Rodents, with some 1,814 known species, are distinguished by ever-growing incisors, allowing them to gnaw away at their vegetable foodstuffs. They live in an amazing array of environments, from the Arctic tundra (lemmings) to the depths of the tropical rainforest (South America's capybara--the world's largest rodent.)
Humans
We, species Homo sapiens, are vertebrate animals--although of rather a peculiar sort. Unlike all other organisms, most humans no longer live within the confines of local ecosystems. Through our self-awareness, our cognition, and our capacity to use language, we have collectively devised an elaborate behavioral system handed down through the generations by learning rather through genes. This is our unique adaptation, through which we perform the usual gamut of animal functions.
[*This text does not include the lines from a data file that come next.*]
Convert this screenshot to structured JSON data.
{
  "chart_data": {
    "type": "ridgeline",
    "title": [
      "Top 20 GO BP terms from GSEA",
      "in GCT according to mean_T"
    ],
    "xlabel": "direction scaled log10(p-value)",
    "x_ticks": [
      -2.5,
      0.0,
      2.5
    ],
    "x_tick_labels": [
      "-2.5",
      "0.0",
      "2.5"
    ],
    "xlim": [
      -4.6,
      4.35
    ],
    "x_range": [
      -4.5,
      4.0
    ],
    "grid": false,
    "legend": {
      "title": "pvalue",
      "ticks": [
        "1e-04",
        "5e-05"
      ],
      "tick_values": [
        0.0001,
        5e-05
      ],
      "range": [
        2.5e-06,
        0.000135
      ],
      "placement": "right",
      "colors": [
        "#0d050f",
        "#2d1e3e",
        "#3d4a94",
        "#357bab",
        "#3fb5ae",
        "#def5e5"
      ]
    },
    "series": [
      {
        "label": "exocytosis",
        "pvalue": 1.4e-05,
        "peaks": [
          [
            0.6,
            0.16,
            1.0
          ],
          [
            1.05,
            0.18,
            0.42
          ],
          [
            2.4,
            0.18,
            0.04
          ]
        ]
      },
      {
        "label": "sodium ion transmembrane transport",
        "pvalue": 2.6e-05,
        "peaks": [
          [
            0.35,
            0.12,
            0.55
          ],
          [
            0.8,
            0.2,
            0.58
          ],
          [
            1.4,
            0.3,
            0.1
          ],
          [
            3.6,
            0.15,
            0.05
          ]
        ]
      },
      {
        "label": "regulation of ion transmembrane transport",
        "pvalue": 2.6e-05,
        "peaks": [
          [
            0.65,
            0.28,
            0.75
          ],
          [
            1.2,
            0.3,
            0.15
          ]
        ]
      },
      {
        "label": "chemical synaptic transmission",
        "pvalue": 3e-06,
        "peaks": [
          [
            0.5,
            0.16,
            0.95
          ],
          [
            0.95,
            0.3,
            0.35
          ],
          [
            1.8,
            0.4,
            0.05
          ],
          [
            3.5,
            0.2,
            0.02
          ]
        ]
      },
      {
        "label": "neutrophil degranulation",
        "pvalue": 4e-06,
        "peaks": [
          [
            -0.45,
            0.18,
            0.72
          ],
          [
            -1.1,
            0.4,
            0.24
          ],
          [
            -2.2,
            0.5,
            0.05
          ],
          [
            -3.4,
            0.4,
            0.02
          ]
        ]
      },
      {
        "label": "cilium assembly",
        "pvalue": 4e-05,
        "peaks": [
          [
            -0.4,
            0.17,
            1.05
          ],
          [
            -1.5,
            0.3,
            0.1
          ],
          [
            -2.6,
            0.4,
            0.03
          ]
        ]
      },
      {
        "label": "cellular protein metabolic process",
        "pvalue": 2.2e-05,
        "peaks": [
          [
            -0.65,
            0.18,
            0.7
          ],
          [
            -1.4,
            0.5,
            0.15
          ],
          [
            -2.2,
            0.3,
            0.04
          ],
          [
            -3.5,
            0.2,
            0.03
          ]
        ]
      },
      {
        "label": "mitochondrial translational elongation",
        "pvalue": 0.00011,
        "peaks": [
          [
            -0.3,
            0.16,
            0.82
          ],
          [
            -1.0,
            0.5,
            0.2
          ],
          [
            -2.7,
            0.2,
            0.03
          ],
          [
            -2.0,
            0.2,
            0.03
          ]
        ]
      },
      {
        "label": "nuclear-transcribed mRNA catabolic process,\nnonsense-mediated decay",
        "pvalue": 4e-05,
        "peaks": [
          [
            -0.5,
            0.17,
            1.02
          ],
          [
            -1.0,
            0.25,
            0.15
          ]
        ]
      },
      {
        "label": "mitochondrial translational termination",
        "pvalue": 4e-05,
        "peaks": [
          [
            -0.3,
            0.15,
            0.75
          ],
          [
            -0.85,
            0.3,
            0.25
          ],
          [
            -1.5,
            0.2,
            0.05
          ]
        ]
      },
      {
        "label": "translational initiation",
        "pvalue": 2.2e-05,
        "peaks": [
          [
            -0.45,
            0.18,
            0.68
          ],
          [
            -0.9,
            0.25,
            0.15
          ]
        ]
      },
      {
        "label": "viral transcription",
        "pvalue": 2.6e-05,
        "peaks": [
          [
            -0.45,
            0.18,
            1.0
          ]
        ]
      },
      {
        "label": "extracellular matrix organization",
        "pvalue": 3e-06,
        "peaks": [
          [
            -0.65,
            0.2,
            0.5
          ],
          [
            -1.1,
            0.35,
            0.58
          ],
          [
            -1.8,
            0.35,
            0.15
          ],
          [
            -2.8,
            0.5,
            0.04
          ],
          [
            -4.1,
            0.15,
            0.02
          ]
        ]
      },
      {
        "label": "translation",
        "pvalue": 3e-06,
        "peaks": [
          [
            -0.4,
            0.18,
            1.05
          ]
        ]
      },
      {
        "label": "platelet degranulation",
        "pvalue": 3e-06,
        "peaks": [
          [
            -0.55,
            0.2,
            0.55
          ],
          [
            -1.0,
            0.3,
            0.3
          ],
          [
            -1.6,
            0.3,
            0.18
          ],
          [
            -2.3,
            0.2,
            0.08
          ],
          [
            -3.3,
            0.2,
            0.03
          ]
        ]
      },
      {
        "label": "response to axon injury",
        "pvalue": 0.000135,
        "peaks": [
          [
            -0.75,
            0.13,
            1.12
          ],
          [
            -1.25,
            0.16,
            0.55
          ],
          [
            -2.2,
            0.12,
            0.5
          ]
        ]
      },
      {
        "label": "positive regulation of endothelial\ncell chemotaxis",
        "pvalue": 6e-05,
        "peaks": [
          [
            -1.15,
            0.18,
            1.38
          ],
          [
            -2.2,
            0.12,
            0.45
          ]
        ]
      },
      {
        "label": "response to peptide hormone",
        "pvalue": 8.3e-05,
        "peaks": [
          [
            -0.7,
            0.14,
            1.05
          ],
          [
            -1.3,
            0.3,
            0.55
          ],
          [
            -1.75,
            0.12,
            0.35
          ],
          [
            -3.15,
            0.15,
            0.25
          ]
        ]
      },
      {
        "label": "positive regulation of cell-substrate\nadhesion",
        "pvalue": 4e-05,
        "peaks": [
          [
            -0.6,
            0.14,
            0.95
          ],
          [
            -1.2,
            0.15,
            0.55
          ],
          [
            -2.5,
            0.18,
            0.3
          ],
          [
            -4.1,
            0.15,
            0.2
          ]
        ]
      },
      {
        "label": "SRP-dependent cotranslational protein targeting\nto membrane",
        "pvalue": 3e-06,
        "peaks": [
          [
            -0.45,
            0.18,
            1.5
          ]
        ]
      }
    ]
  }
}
We are members of the Order Primates, allied through a long evolutionary sequence with the great apes, Old and New World monkeys, and the "lower primates,' including lemurs and lorises. We are among the more primitive of mammalian groups, stretching all the way back across the Mesozoic-Cenozoic boundary to the Cretaceous, when true mammals first began their evolutionary radiation.
Viruses
What of viruses? Aren't they alive as well? In a word, no. Viruses have RNA but are utterly unable to reproduce on their own. Although much smaller and simpler than bacteria (suggesting that they are an even more primitive form of life), viruses are parasites, utterly dependent on the DNA of living creatures, whose cells they invade, take control of, and use to replicate themselves. Thus, viruses--whatever they are--must have made their appearance after bacteria and eukaryotes.
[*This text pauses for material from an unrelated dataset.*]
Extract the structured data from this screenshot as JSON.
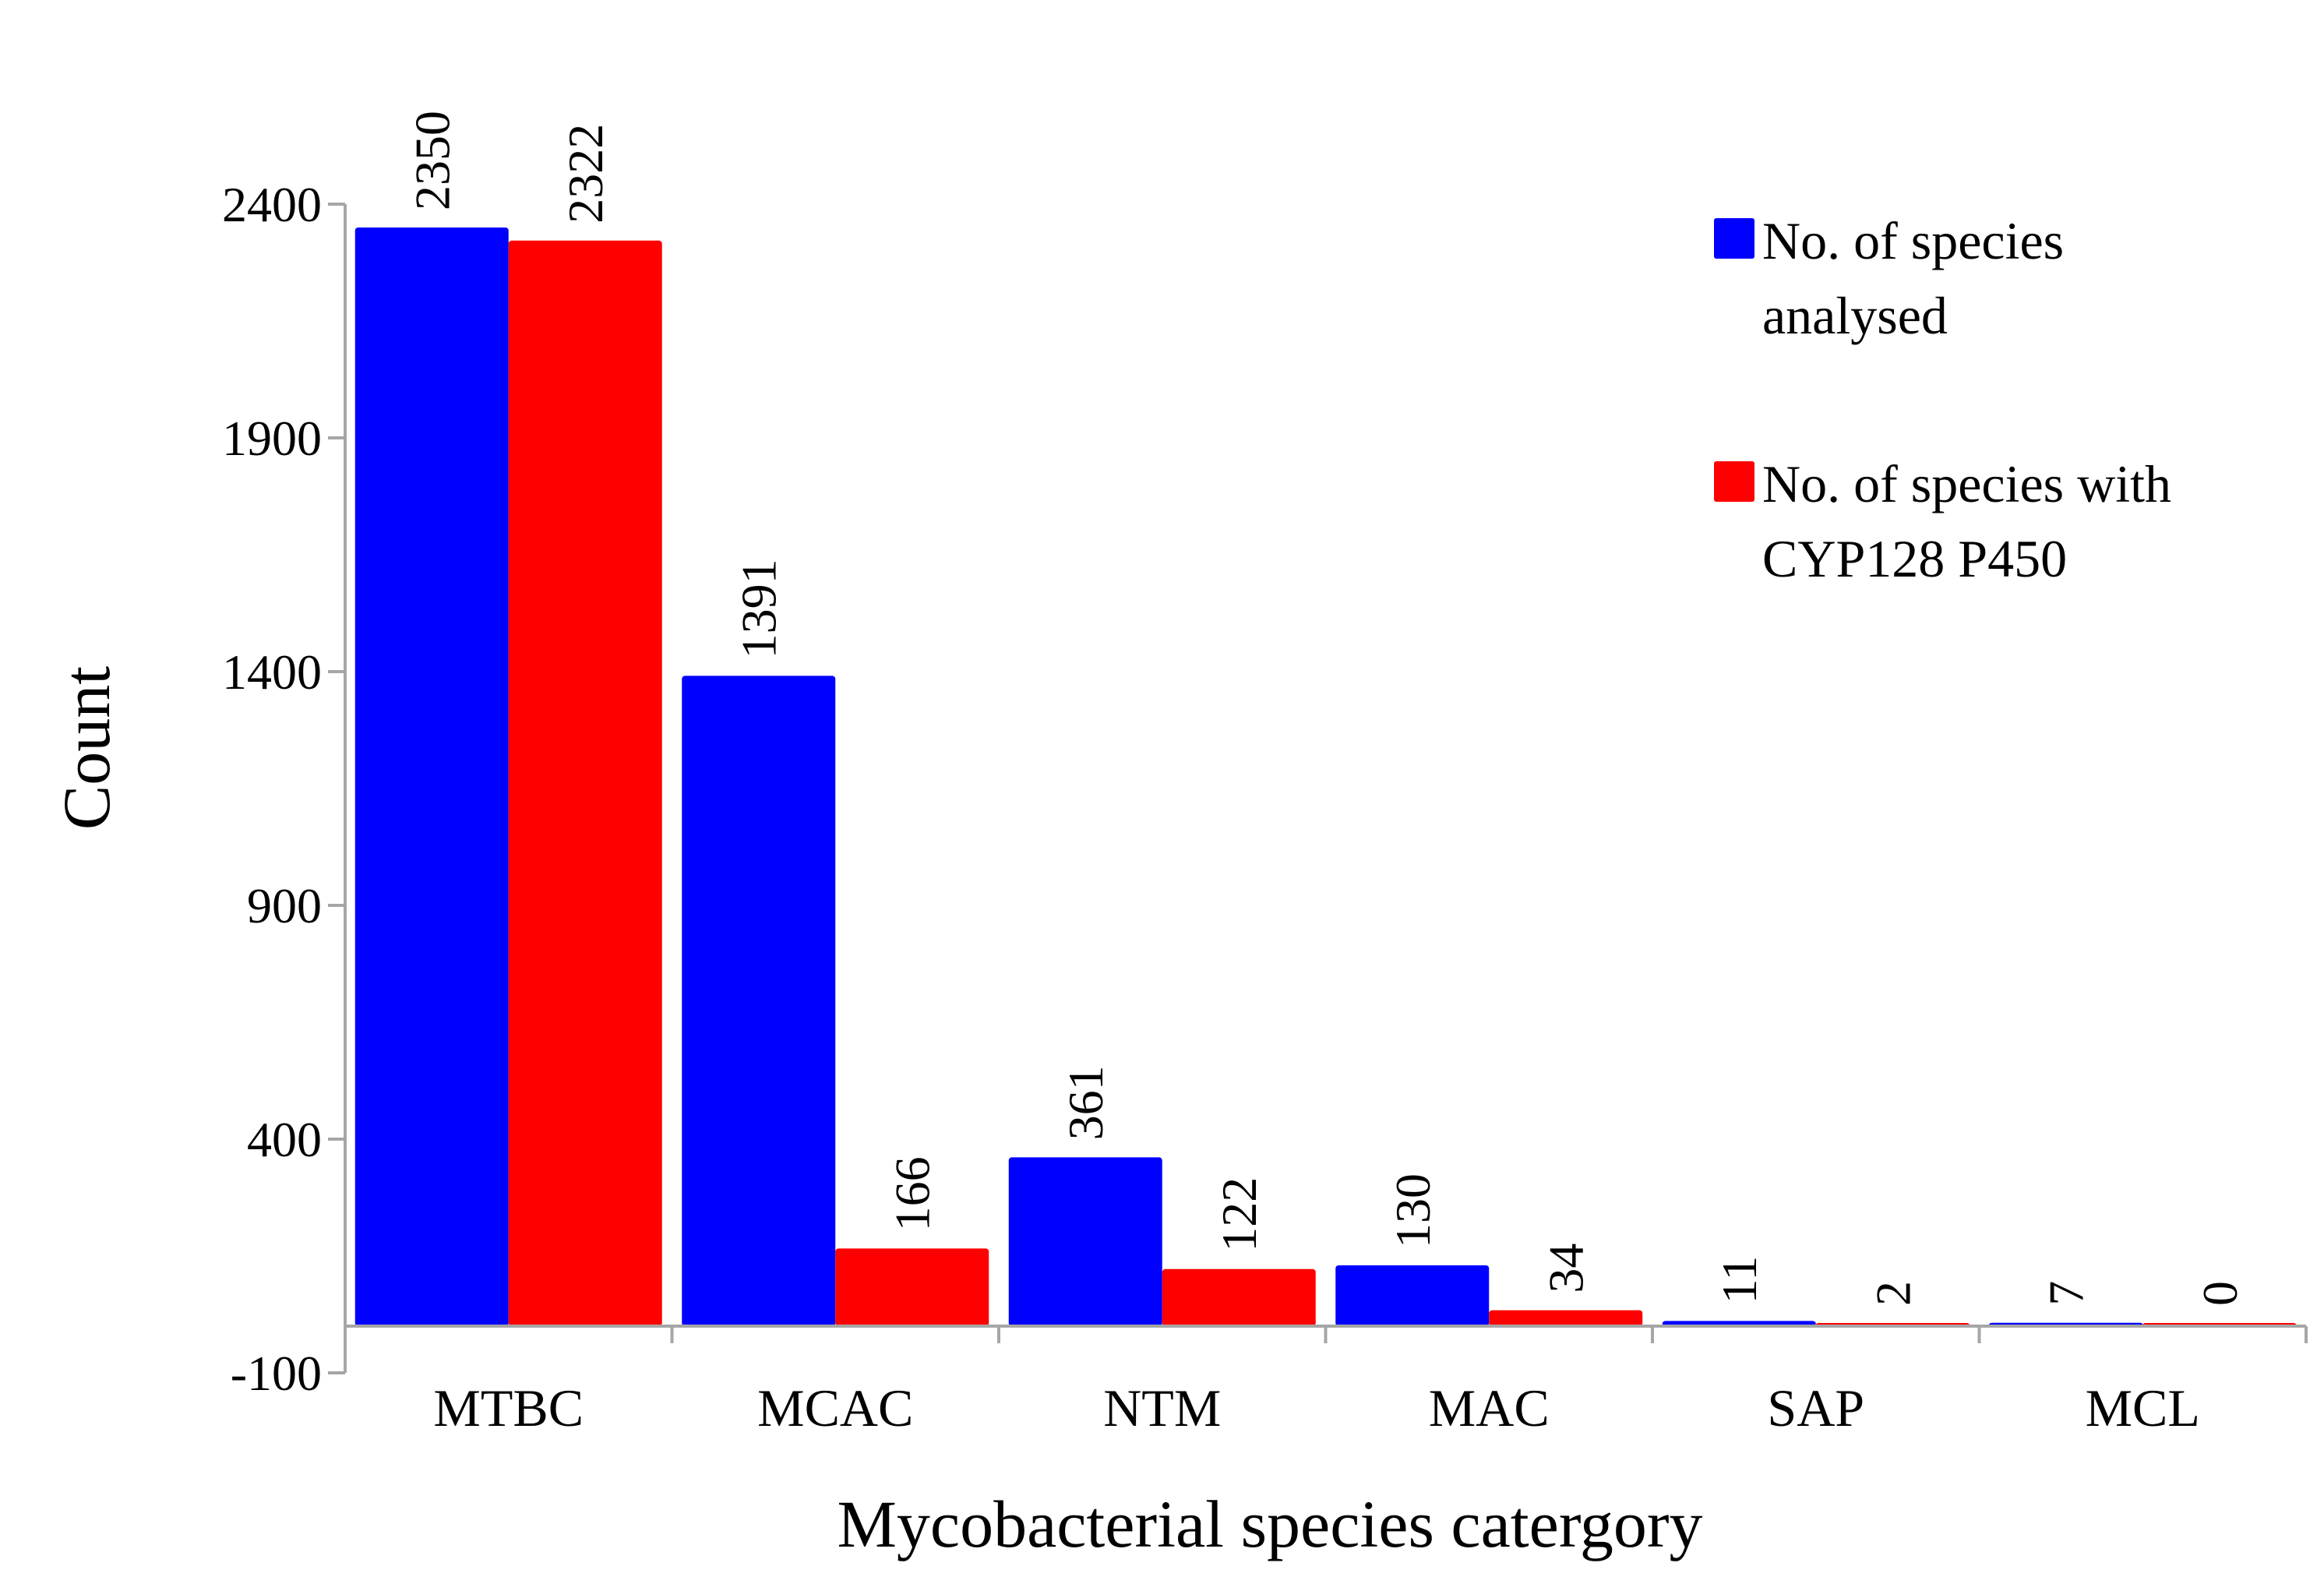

Fantastic as it may seem, I think there is much to the suggestion (from microbiologist Lynn Margulis) that viruses are escaped snippets of the genetic code of other organisms. Viruses do not form a coherent natural group. Some--such as those that cause polio, AIDS, or flu--may be more closely related to us than they are to, say, the tobacco mosaic virus. Important as they nonetheless are to the well-being (or lack thereof) of the world's true organisms, viruses stand to the side in the spectrum of life.